Even though the spinal arteries primarily supply the spinal cord, they also supply a small portion of the caudal medulla. The spinal arteries lie close to the dorsal and ventral midline and nourish the most medial areas (Figure 3–3B4). The more lateral area is served by direct branches of the vertebral arteries, which are equivalent to the more rostral short circumferential branches.
The rest of the medulla is supplied by the vertebral arteries. Small (unnamed) branches that exit from the main arteries supply the medial medulla (ie, paramedian and short circumferential branches). Because these arteries supply axons of the corticospinal tract and the medial lemniscus (see Figure 2–2), when the arteries become occluded, patients develop impairments in voluntary limb movement and mechanosensation. The major laterally emerging (long circumferential) branch from the vertebral artery, the posterior inferior cerebellar artery (PICA), nourishes the most dorsolateral region (Figure 3–3B3). This region of the medulla does not receive blood from any other artery. The absence of a collateral arterial supply makes the posterior inferior cerebellar artery particularly important because occlusion almost always results in significant tissue damage. When this occurs, patients commonly develop characteristic sensory and motor impairments due to destruction of nuclei and tracts in the dorsolateral medulla. Common neurological signs include loss of facial pain sensation and uncoordinated limb movements, both on the side of the occlusion, and loss of limb and trunk pain on the opposite side. An understanding of this complex pattern of sensory and motor loss will be achieved when pain and motor control circuits are described in later chapters.
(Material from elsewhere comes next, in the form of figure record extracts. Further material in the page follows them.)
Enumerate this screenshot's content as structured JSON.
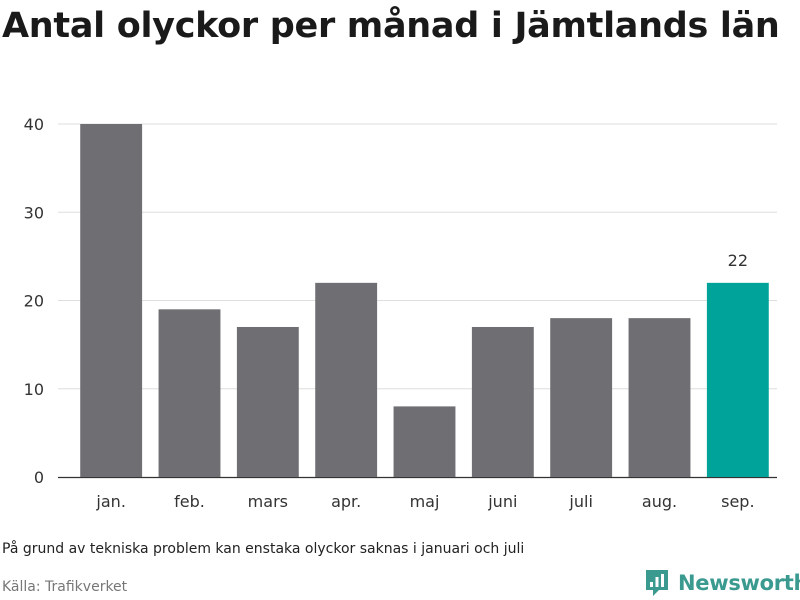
{
  "chart_data": {
    "type": "bar",
    "title": "Antal olyckor per månad i Jämtlands län",
    "categories": [
      "jan.",
      "feb.",
      "mars",
      "apr.",
      "maj",
      "juni",
      "juli",
      "aug.",
      "sep."
    ],
    "values": [
      40,
      19,
      17,
      22,
      8,
      17,
      18,
      18,
      22
    ],
    "yticks": [
      0,
      10,
      20,
      30,
      40
    ],
    "ylim": [
      0,
      40
    ],
    "grid": true,
    "highlight_index": 8,
    "highlight_label": "22",
    "colors": {
      "bar": "#6f6e73",
      "highlight": "#00a39a",
      "axis": "#333333"
    }
  },
  "note": "På grund av tekniska problem kan enstaka olyckor saknas i januari och juli",
  "source": "Källa: Trafikverket",
  "brand": {
    "name": "Newsworthy",
    "icon": "bar-chart-logo-icon",
    "color": "#3a9a8f"
  }
}
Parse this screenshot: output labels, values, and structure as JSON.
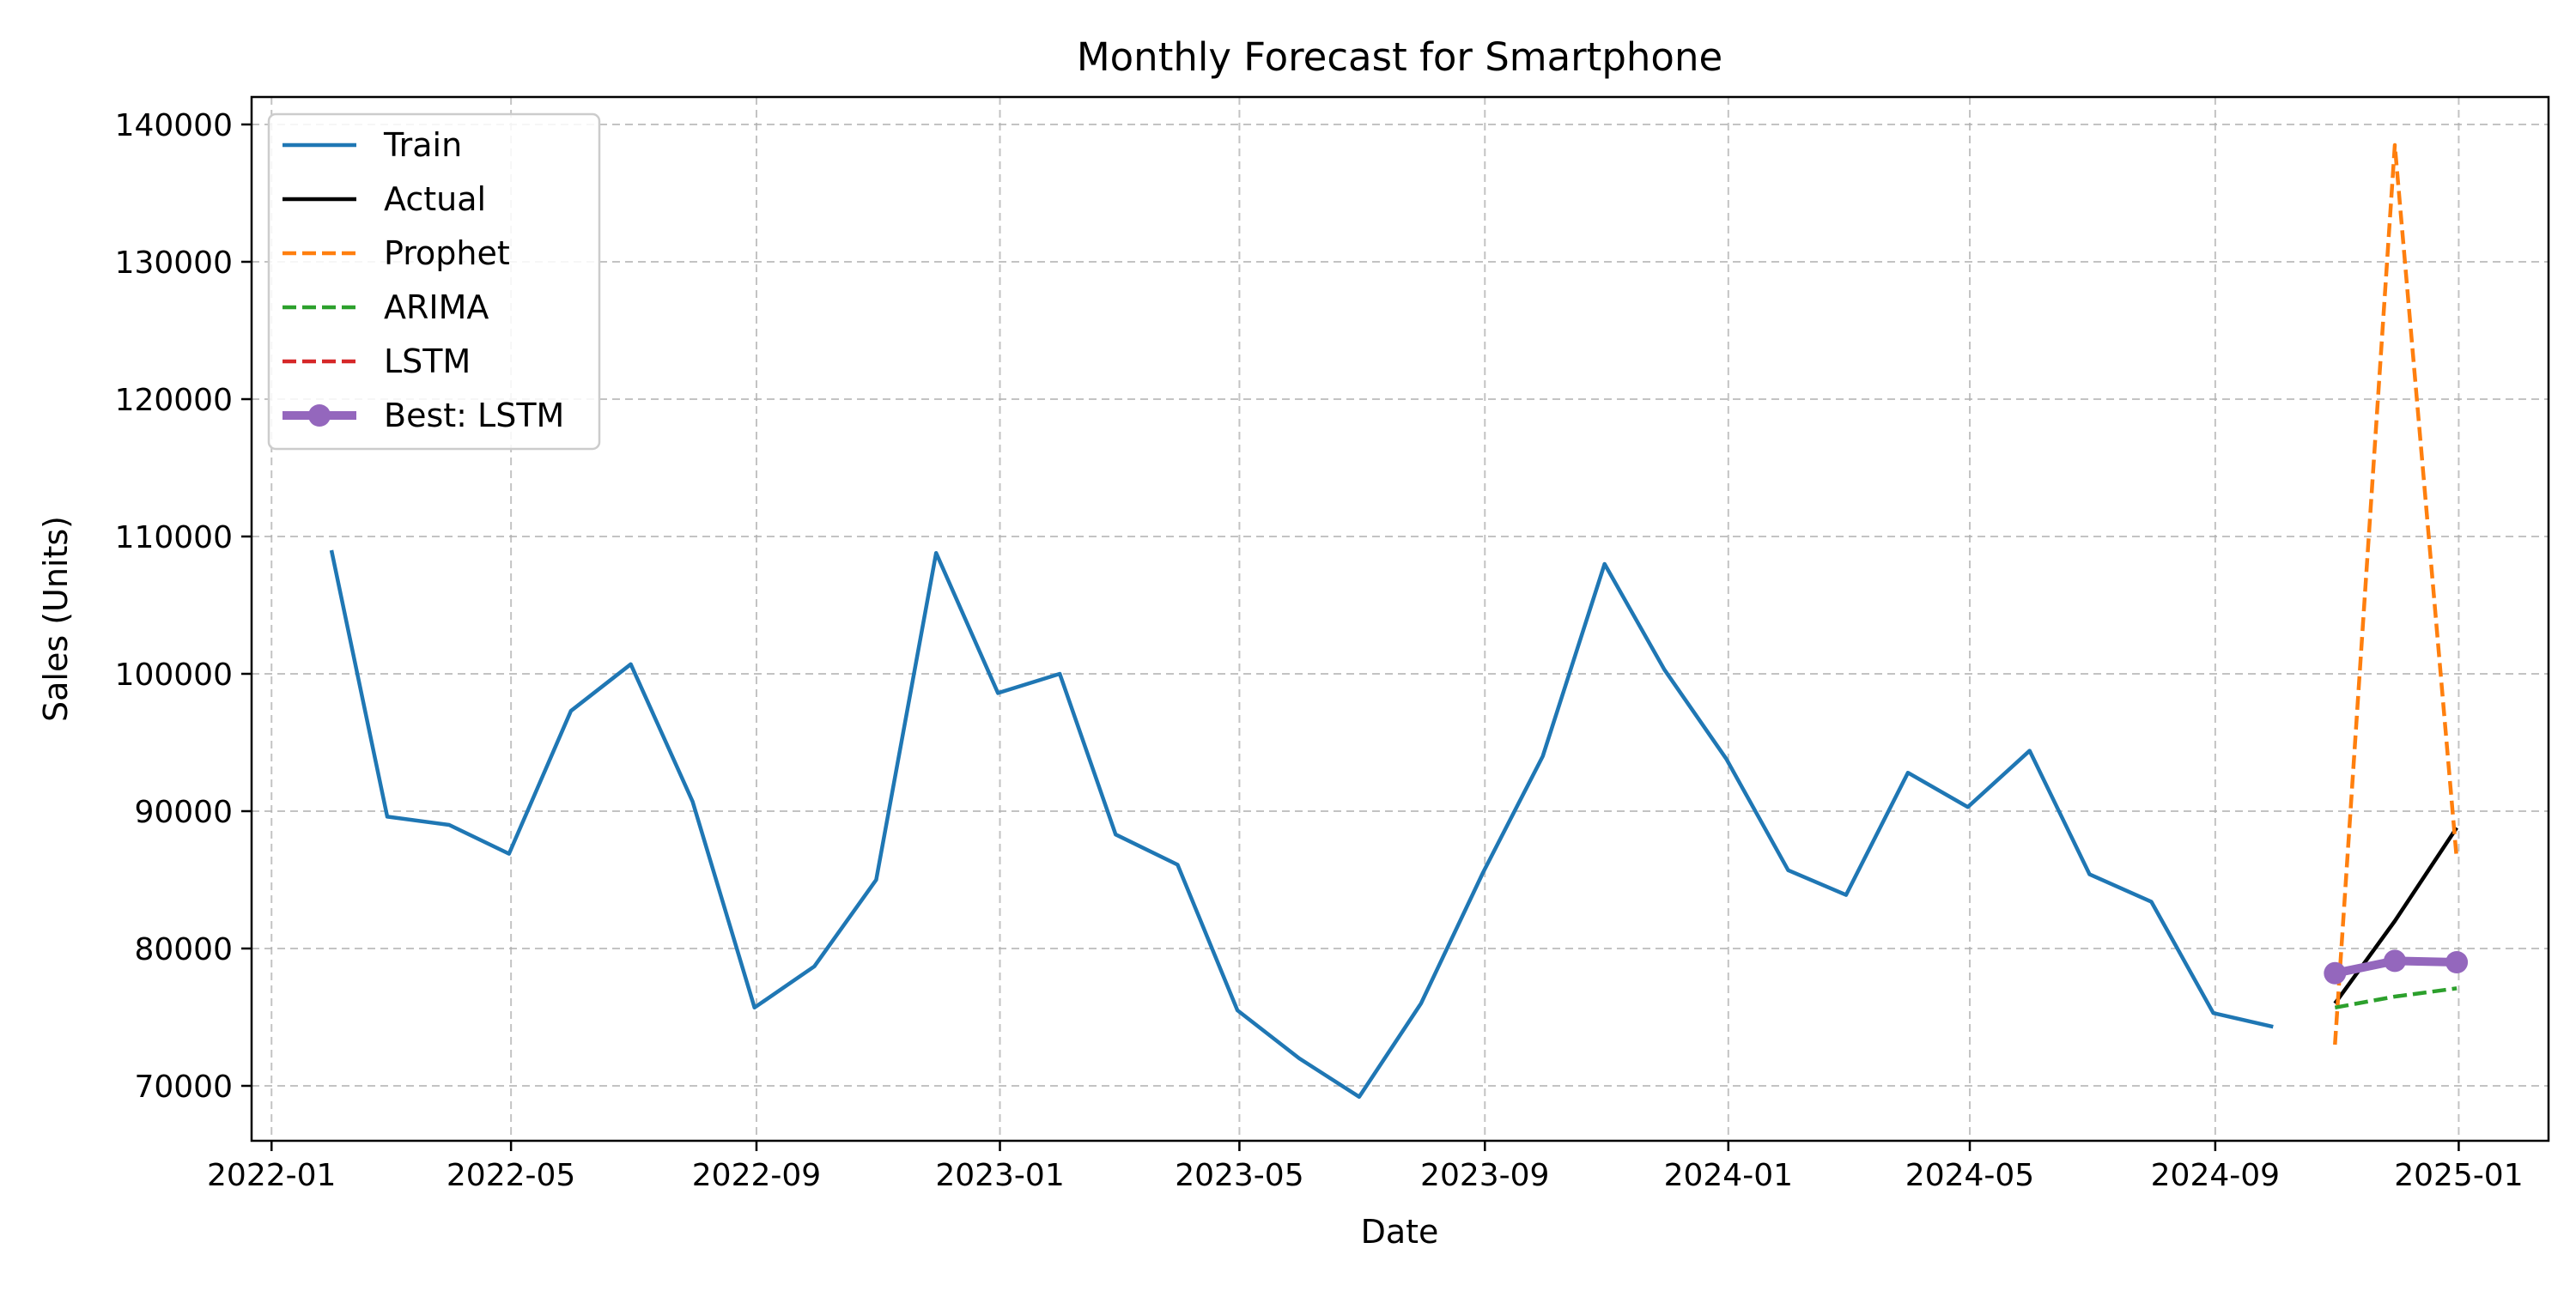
{
  "chart_data": {
    "type": "line",
    "title": "Monthly Forecast for Smartphone",
    "xlabel": "Date",
    "ylabel": "Sales (Units)",
    "x_ticks": [
      "2022-01",
      "2022-05",
      "2022-09",
      "2023-01",
      "2023-05",
      "2023-09",
      "2024-01",
      "2024-05",
      "2024-09",
      "2025-01"
    ],
    "y_ticks": [
      70000,
      80000,
      90000,
      100000,
      110000,
      120000,
      130000,
      140000
    ],
    "y_tick_labels": [
      "70000",
      "80000",
      "90000",
      "100000",
      "110000",
      "120000",
      "130000",
      "140000"
    ],
    "ylim": [
      66000,
      142000
    ],
    "xlim": [
      "2021-12-22",
      "2025-02-15"
    ],
    "grid": true,
    "legend_position": "top-left",
    "series": [
      {
        "name": "Train",
        "color": "#1f77b4",
        "style": "solid",
        "x": [
          "2022-01-31",
          "2022-02-28",
          "2022-03-31",
          "2022-04-30",
          "2022-05-31",
          "2022-06-30",
          "2022-07-31",
          "2022-08-31",
          "2022-09-30",
          "2022-10-31",
          "2022-11-30",
          "2022-12-31",
          "2023-01-31",
          "2023-02-28",
          "2023-03-31",
          "2023-04-30",
          "2023-05-31",
          "2023-06-30",
          "2023-07-31",
          "2023-08-31",
          "2023-09-30",
          "2023-10-31",
          "2023-11-30",
          "2023-12-31",
          "2024-01-31",
          "2024-02-29",
          "2024-03-31",
          "2024-04-30",
          "2024-05-31",
          "2024-06-30",
          "2024-07-31",
          "2024-08-31",
          "2024-09-30"
        ],
        "values": [
          109000,
          89600,
          89000,
          86900,
          97300,
          100700,
          90700,
          75700,
          78700,
          85000,
          108800,
          98600,
          100000,
          88300,
          86100,
          75500,
          72000,
          69200,
          76000,
          85500,
          94000,
          108000,
          100300,
          93800,
          85700,
          83900,
          92800,
          90300,
          94400,
          85400,
          83400,
          75300,
          74300
        ]
      },
      {
        "name": "Actual",
        "color": "#000000",
        "style": "solid",
        "x": [
          "2024-10-31",
          "2024-11-30",
          "2024-12-31"
        ],
        "values": [
          76000,
          82000,
          88800
        ]
      },
      {
        "name": "Prophet",
        "color": "#ff7f0e",
        "style": "dashed",
        "x": [
          "2024-10-31",
          "2024-11-30",
          "2024-12-31"
        ],
        "values": [
          73000,
          138500,
          86500
        ]
      },
      {
        "name": "ARIMA",
        "color": "#2ca02c",
        "style": "dashed",
        "x": [
          "2024-10-31",
          "2024-11-30",
          "2024-12-31"
        ],
        "values": [
          75700,
          76500,
          77100
        ]
      },
      {
        "name": "LSTM",
        "color": "#d62728",
        "style": "dashed",
        "x": [
          "2024-10-31",
          "2024-11-30",
          "2024-12-31"
        ],
        "values": [
          78200,
          79100,
          79000
        ]
      },
      {
        "name": "Best: LSTM",
        "color": "#9467bd",
        "style": "thick-marker",
        "x": [
          "2024-10-31",
          "2024-11-30",
          "2024-12-31"
        ],
        "values": [
          78200,
          79100,
          79000
        ]
      }
    ]
  }
}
The two vertebral arteries join to form the basilar artery at the pontomedullary junction (Figure 3–3A), from which paramedian and short circumferential arteries supply the base of the pons, where corticospinal fibers are located. The dorsolateral portion of the caudal pons is supplied by a long circumferential branch of the basilar artery, termed the anterior inferior cerebellar artery (AICA). The region in the pons rostral to that supplied by the anterior inferior cerebellar artery is nourished by the superior cerebellar artery, another long circumferential branch of the basilar artery (Figure 3–3A).